Le contrat écrit doit être signé par le marin avant l’embarquement. Le marin doit disposer d'un délai suffisant pour prendre connaissance du contrat et demander conseil avant de le signer. L’employeur doit à la signature du contrat remettre un exemplaire au marin et adresser une copie à l'autorité compétente de l’État (art. L. 5542-5, C. Transports).

Le capitaine détient une copie du contrat et tient à bord le texte des dispositions légales et conventionnelles qui régissent le contrat ; les conditions générales d’embauche sont affichées dans les locaux réservés à l’équipage : la capitaine communique, sur demande, aux autorités administratives compétentes de l’État du pavillon ou de l’État du port tout contrat, ainsi que toutes dispositions légales et conventionnelles qui régissent ce contrat (art. L. 5542-5-1, L. 5542-6, C. Transports).

Quelle est la durée du contrat d’engagement maritime ?

Le contrat d’engagement maritime peut être conclu pour une durée indéterminée, une durée déterminée ou pour un voyage.

Quelles mentions doivent figurer dans le contrat d’engagement maritime ?

Le contrat d’engagement maritime, qu’il soit conclu pour une durée indéterminée, durée déterminée ou pour un voyage est toujours écrit.

Il doit comporter les clauses obligatoires définies par le code du travail et celles propres au contrat d'engagement maritime. Le contenu de ces clauses est fixé par l'article L. 5542-3 du code des Transports :

1° Les nom et prénoms du marin, sa date et son lieu de naissance, son numéro d'identification ;

2° Le lieu et la date de la conclusion du contrat ;

3° Les nom et prénoms ou raison sociale et l'adresse de l'armateur ;

4° Les fonctions qu'il exerce ;

5° Le montant des salaires et accessoires ;

6° Les droits à congés payés ou la formule utilisée pour les calculer ;

7° Les prestations en matière de protection de la santé et de sécurité sociale qui doivent être assurées au marin par l'armateur ;

8° Le droit du marin à un rapatriement ;

9° La référence aux conventions et accords collectifs applicables ;

10° Le terme du contrat si celui-ci est conclu pour une durée déterminée.

III. - Lorsque la rémunération consiste en tout ou partie en une part sur le produit des ventes ou sur d'autres éléments spécifiés du chiffre d'affaires, le contrat précise en outre :

1° La répartition du produit des ventes ou des éléments du chiffre d'affaires considérés entre l'armement et les marins, ainsi que la part revenant au marin ;

2° Les modalités selon lesquelles le marin est informé, au moins une fois par semestre, des éléments comptables justifiant la rémunération perçue.
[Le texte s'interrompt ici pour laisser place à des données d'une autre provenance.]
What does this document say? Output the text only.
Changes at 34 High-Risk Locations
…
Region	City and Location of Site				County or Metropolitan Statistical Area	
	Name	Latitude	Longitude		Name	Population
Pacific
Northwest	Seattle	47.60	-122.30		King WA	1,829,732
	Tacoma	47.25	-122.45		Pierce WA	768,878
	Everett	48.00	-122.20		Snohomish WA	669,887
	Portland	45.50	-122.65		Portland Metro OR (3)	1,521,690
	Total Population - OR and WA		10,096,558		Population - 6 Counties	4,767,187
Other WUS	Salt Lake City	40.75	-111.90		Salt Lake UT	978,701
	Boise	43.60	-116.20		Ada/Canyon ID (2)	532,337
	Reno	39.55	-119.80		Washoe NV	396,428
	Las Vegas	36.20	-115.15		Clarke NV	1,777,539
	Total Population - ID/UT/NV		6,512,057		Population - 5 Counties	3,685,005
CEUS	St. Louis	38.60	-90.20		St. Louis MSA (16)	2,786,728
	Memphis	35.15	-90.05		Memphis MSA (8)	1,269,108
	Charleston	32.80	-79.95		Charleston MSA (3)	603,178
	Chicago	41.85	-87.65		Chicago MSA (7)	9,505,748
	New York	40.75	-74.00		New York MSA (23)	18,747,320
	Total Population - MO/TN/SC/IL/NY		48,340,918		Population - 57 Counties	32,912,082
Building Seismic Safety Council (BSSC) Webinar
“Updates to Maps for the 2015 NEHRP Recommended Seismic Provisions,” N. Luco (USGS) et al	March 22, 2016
Le contrat doit également indiquer le délai de préavis à observer en cas de rupture par l'une des parties (art. L. 5542-4, C. Transports). Ce délai est le même pour l’armateur et le marin. Sous réserve des dispositions relatives aux indemnités de licenciement (art. L. 5542-43 C. Transports) ce délai ne peut pas être inférieur à sept jours (voir Fiche pratique "Le contrat d’engagement maritime à durée déterminée", partie Rupture).



Cette fiche produite en décembre 2012, a été mise à jour en mai 2015, elle est téléchargeable dans les documents associés.